I stood up, with my unwashed hair in a braid and nothing but my T-shirt on, and went out to see them. The parents of my best friend who had been the one constant throughout my whole life, and who had been stolen from me.
I walked out and saw them sitting there on the couch and saw them stand when they looked at me come into the room. I saw Julian’s mother’s plastic smile and the wet stains of tears against her eyes. I saw his father’s stoic look of politically correct condolence.
“Oh honey,” his mother said as she walked toward me with outstretched arms.
This woman who I hadn’t seen since we were kids and even then, who we rarely saw at all.
Just as she got close enough to touch me, I reached out my hand to stop her from getting any closer. I looked her in the eyes as she waited for me to accept her hug or to say something about how much I shared in her grief with her over the death of her only son. She hung on my words as I opened my mouth to utter a sentiment to her.
“This is all your fault,” I said.
“What?” she asked in shock.
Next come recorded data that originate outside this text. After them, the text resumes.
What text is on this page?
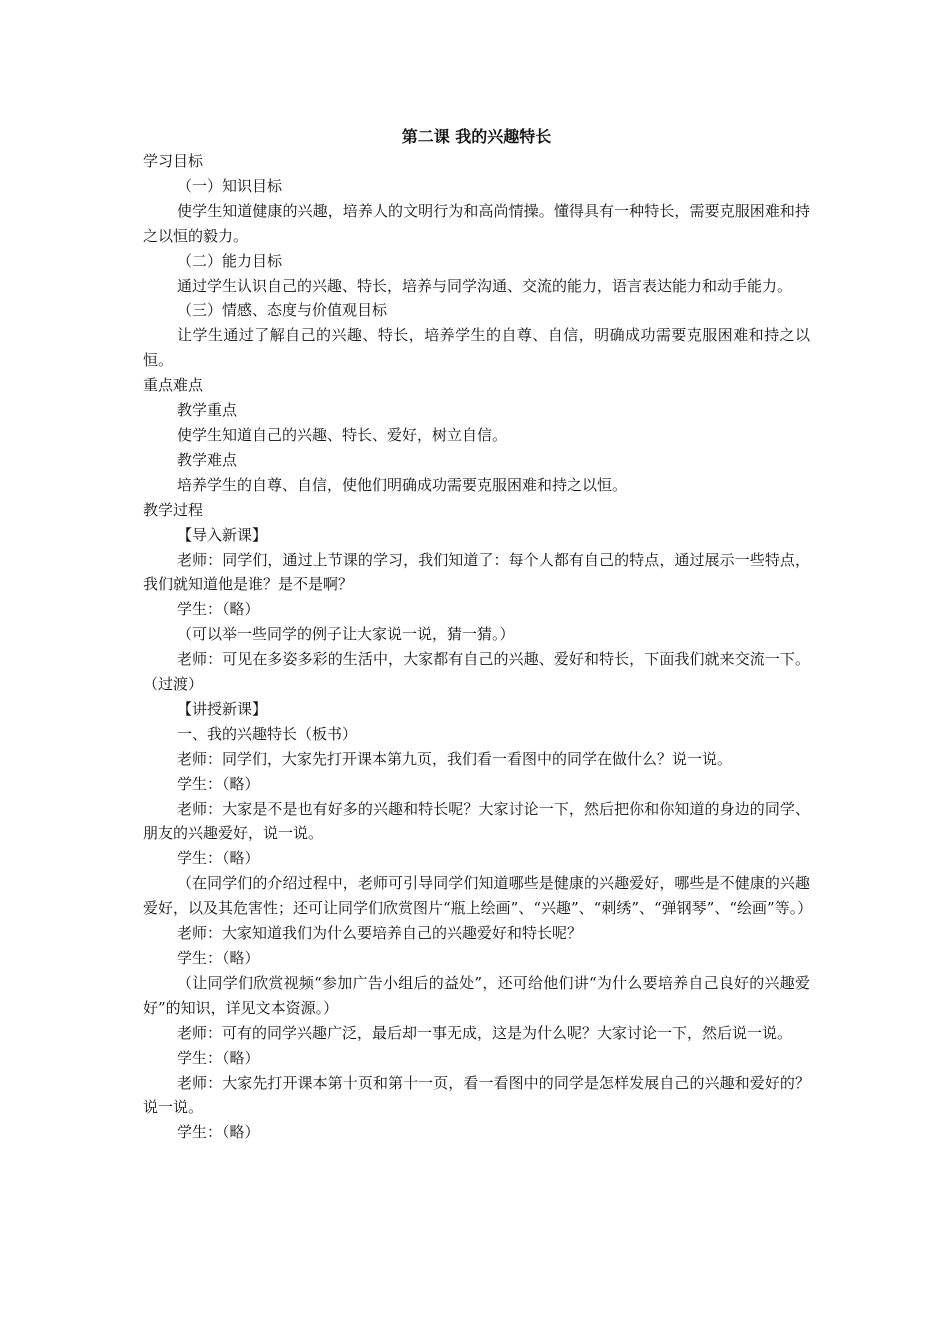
第二课 我的兴趣特长

学习目标

（一）知识目标

使学生知道健康的兴趣，培养人的文明行为和高尚情操。懂得具有一种特长，需要克服困难和持之以恒的毅力。

（二）能力目标

通过学生认识自己的兴趣、特长，培养与同学沟通、交流的能力，语言表达能力和动手能力。

（三）情感、态度与价值观目标

让学生通过了解自己的兴趣、特长，培养学生的自尊、自信，明确成功需要克服困难和持之以恒。

重点难点

教学重点

使学生知道自己的兴趣、特长、爱好，树立自信。

教学难点

培养学生的自尊、自信，使他们明确成功需要克服困难和持之以恒。

教学过程

【导入新课】

老师：同学们，通过上节课的学习，我们知道了：每个人都有自己的特点，通过展示一些特点，我们就知道他是谁？是不是啊？

学生：（略）

（可以举一些同学的例子让大家说一说，猜一猜。）

老师：可见在多姿多彩的生活中，大家都有自己的兴趣、爱好和特长，下面我们就来交流一下。（过渡）

【讲授新课】

一、我的兴趣特长（板书）

老师：同学们，大家先打开课本第九页，我们看一看图中的同学在做什么？说一说。

学生：（略）

老师：大家是不是也有好多的兴趣和特长呢？大家讨论一下，然后把你和你知道的身边的同学、朋友的兴趣爱好，说一说。

学生：（略）

（在同学们的介绍过程中，老师可引导同学们知道哪些是健康的兴趣爱好，哪些是不健康的兴趣爱好，以及其危害性；还可让同学们欣赏图片“瓶上绘画”、“兴趣”、“刺绣”、“弹钢琴”、“绘画”等。）

老师：大家知道我们为什么要培养自己的兴趣爱好和特长呢？

学生：（略）

（让同学们欣赏视频“参加广告小组后的益处”，还可给他们讲“为什么要培养自己良好的兴趣爱好”的知识，详见文本资源。）

老师：可有的同学兴趣广泛，最后却一事无成，这是为什么呢？大家讨论一下，然后说一说。

学生：（略）

老师：大家先打开课本第十页和第十一页，看一看图中的同学是怎样发展自己的兴趣和爱好的？说一说。

学生：（略）
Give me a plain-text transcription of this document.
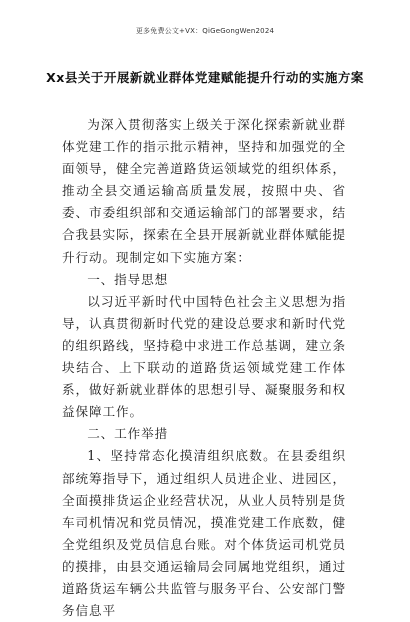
更多免费公文+VX：QiGeGongWen2024
Xx县关于开展新就业群体党建赋能提升行动的实施方案

为深入贯彻落实上级关于深化探索新就业群体党建工作的指示批示精神，坚持和加强党的全面领导，健全完善道路货运领域党的组织体系，推动全县交通运输高质量发展，按照中央、省委、市委组织部和交通运输部门的部署要求，结合我县实际，探索在全县开展新就业群体赋能提升行动。现制定如下实施方案：

一、指导思想

以习近平新时代中国特色社会主义思想为指导，认真贯彻新时代党的建设总要求和新时代党的组织路线，坚持稳中求进工作总基调，建立条块结合、上下联动的道路货运领域党建工作体系，做好新就业群体的思想引导、凝聚服务和权益保障工作。

二、工作举措

1、坚持常态化摸清组织底数。在县委组织部统筹指导下，通过组织人员进企业、进园区，全面摸排货运企业经营状况，从业人员特别是货车司机情况和党员情况，摸准党建工作底数，健全党组织及党员信息台账。对个体货运司机党员的摸排，由县交通运输局会同属地党组织，通过道路货运车辆公共监管与服务平台、公安部门警务信息平
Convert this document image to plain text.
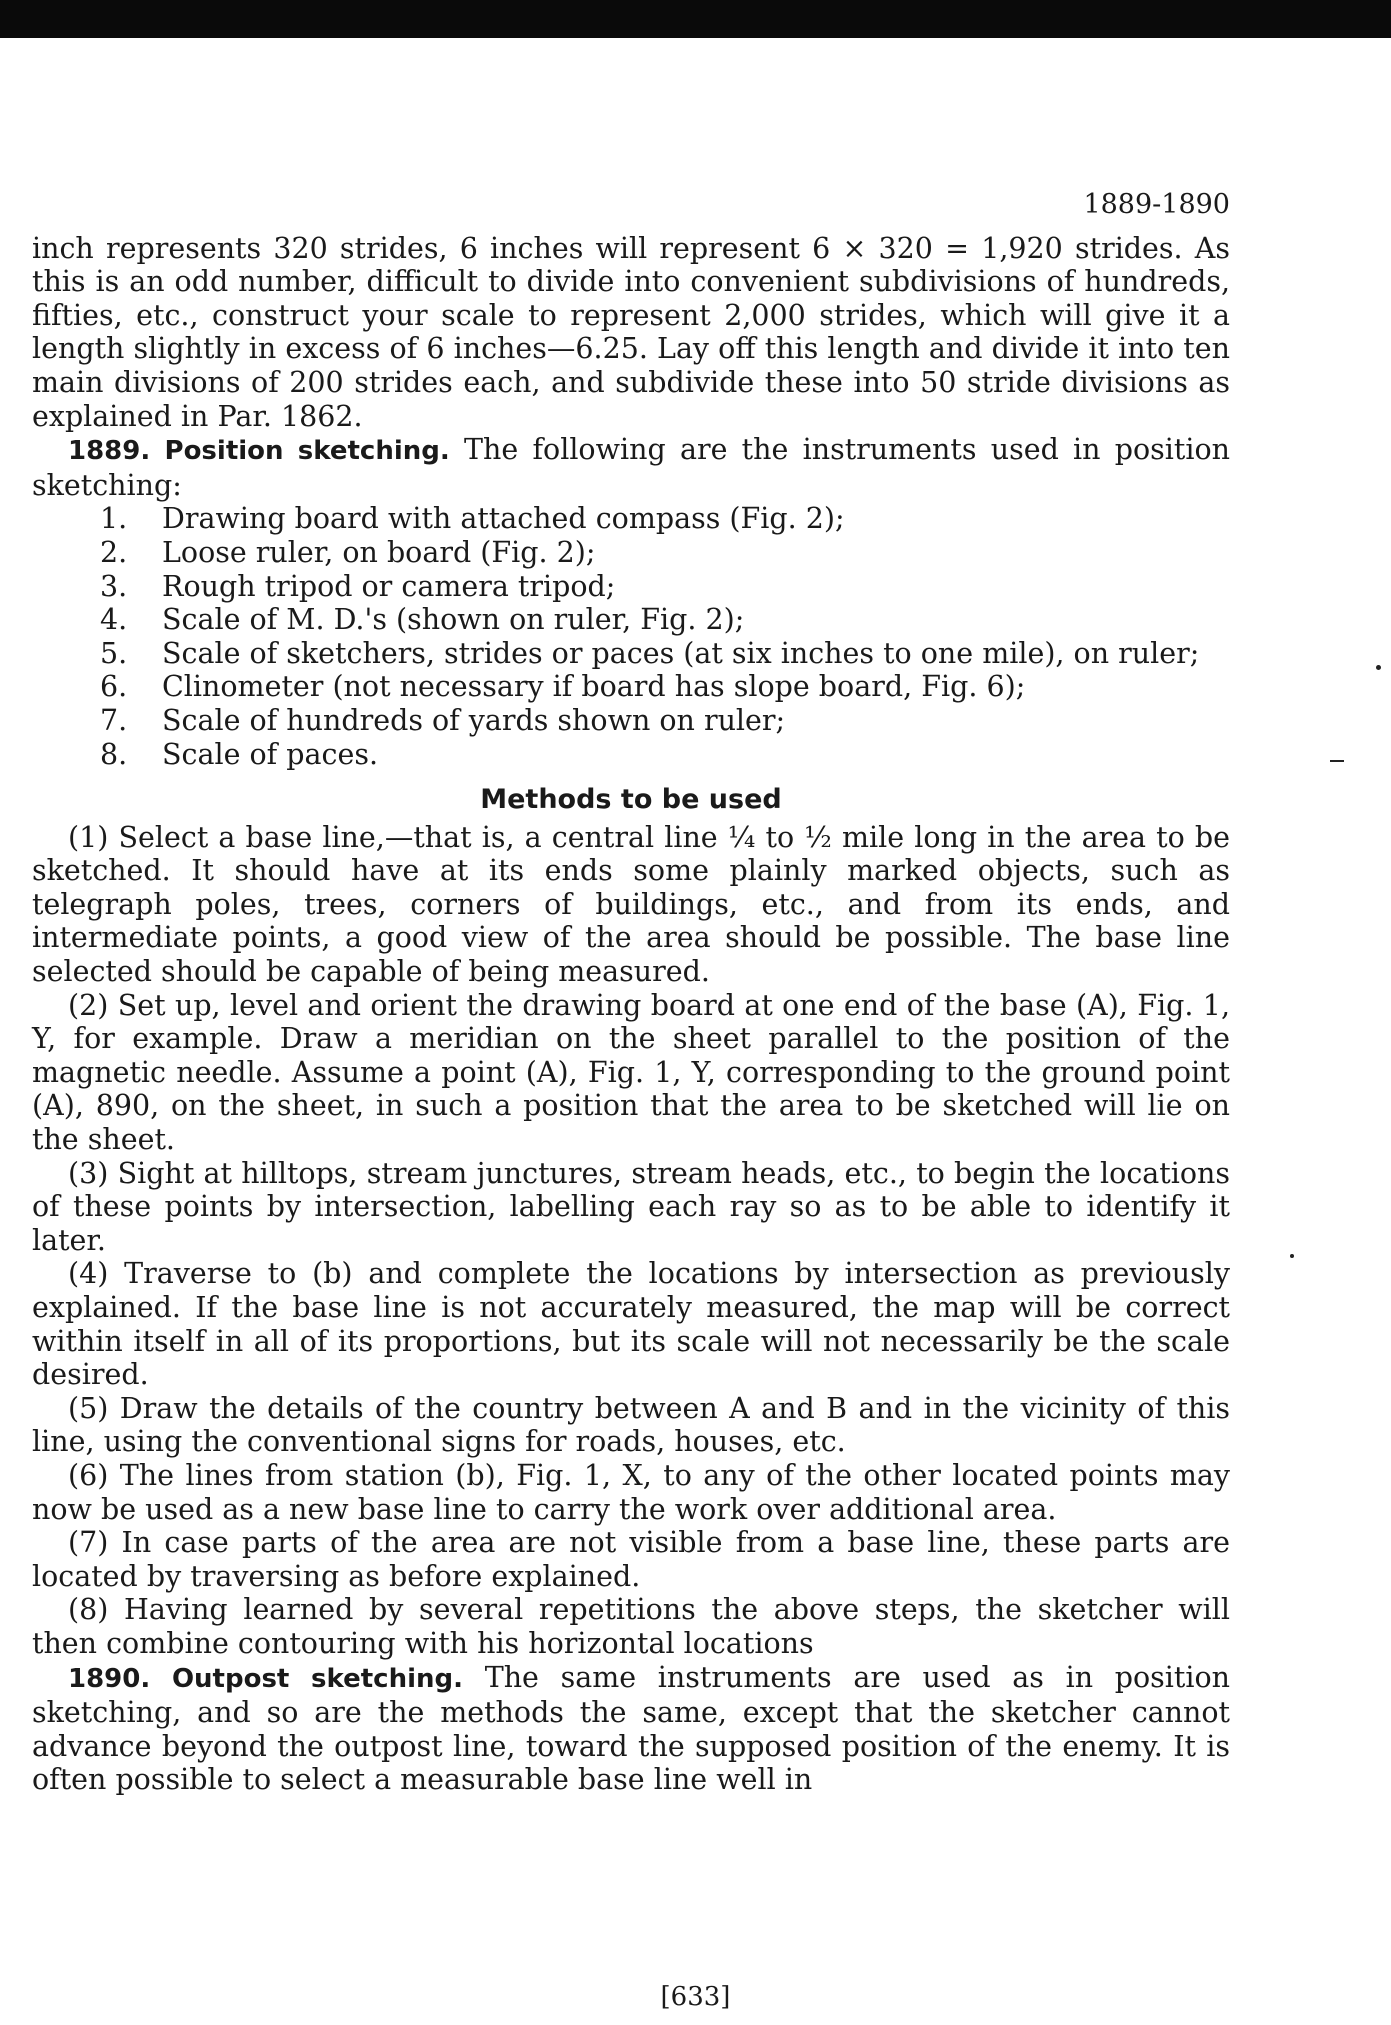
1889-1890

inch represents 320 strides, 6 inches will represent 6 × 320 = 1,920 strides. As this is an odd number, difficult to divide into convenient subdivisions of hundreds, fifties, etc., construct your scale to represent 2,000 strides, which will give it a length slightly in excess of 6 inches—6.25. Lay off this length and divide it into ten main divisions of 200 strides each, and subdivide these into 50 stride divisions as explained in Par. 1862.

1889. Position sketching. The following are the instruments used in position sketching:

1. Drawing board with attached compass (Fig. 2);
2. Loose ruler, on board (Fig. 2);
3. Rough tripod or camera tripod;
4. Scale of M. D.'s (shown on ruler, Fig. 2);
5. Scale of sketchers, strides or paces (at six inches to one mile), on ruler;
6. Clinometer (not necessary if board has slope board, Fig. 6);
7. Scale of hundreds of yards shown on ruler;
8. Scale of paces.
Methods to be used

(1) Select a base line,—that is, a central line ¼ to ½ mile long in the area to be sketched. It should have at its ends some plainly marked objects, such as telegraph poles, trees, corners of buildings, etc., and from its ends, and intermediate points, a good view of the area should be possible. The base line selected should be capable of being measured.

(2) Set up, level and orient the drawing board at one end of the base (A), Fig. 1, Y, for example. Draw a meridian on the sheet parallel to the position of the magnetic needle. Assume a point (A), Fig. 1, Y, corresponding to the ground point (A), 890, on the sheet, in such a position that the area to be sketched will lie on the sheet.

(3) Sight at hilltops, stream junctures, stream heads, etc., to begin the locations of these points by intersection, labelling each ray so as to be able to identify it later.

(4) Traverse to (b) and complete the locations by intersection as previously explained. If the base line is not accurately measured, the map will be correct within itself in all of its proportions, but its scale will not necessarily be the scale desired.

(5) Draw the details of the country between A and B and in the vicinity of this line, using the conventional signs for roads, houses, etc.

(6) The lines from station (b), Fig. 1, X, to any of the other located points may now be used as a new base line to carry the work over additional area.

(7) In case parts of the area are not visible from a base line, these parts are located by traversing as before explained.

(8) Having learned by several repetitions the above steps, the sketcher will then combine contouring with his horizontal locations

1890. Outpost sketching. The same instruments are used as in position sketching, and so are the methods the same, except that the sketcher cannot advance beyond the outpost line, toward the supposed position of the enemy. It is often possible to select a measurable base line well in

[633]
She turned to look at Michael. “What is she talking about?”
He couldn’t answer her because he didn’t know.
“Don’t talk to him,” I said as I reached forward and grabbed her wrist. “Talk to me.”
“Let go of me!” she squealed.
Her husband stepped forward to pull her hand away from me.
“What are you doing?” he asked. “You were our son’s best friend.”
“And you were his parents,” I spat back at them. “But you chose my treacherous father over your wonderful son. You don’t even know what kind of man Julian was, do you? No need to answer, because I already know you don’t. I knew him, better than anyone, and he deserved much better parents than you pieces of shit.”
“That’s enough,” his father said as he yanked his wife by the arm to go. “We’re leaving.”
Rob stood and blocked their way out. I’m not sure how he even knew to do that, but he did.
“I don’t think Lisette is done talking to you yet,” he said with his arms folded across his chest.
“This is insane!” his mother shouted. “What do you want from us?”
I didn’t skip a beat. I was done with skipping beats. “You chose to aid my father and you helped to create the monster that now rules over this school. You helped the Butterfly King rise to power.”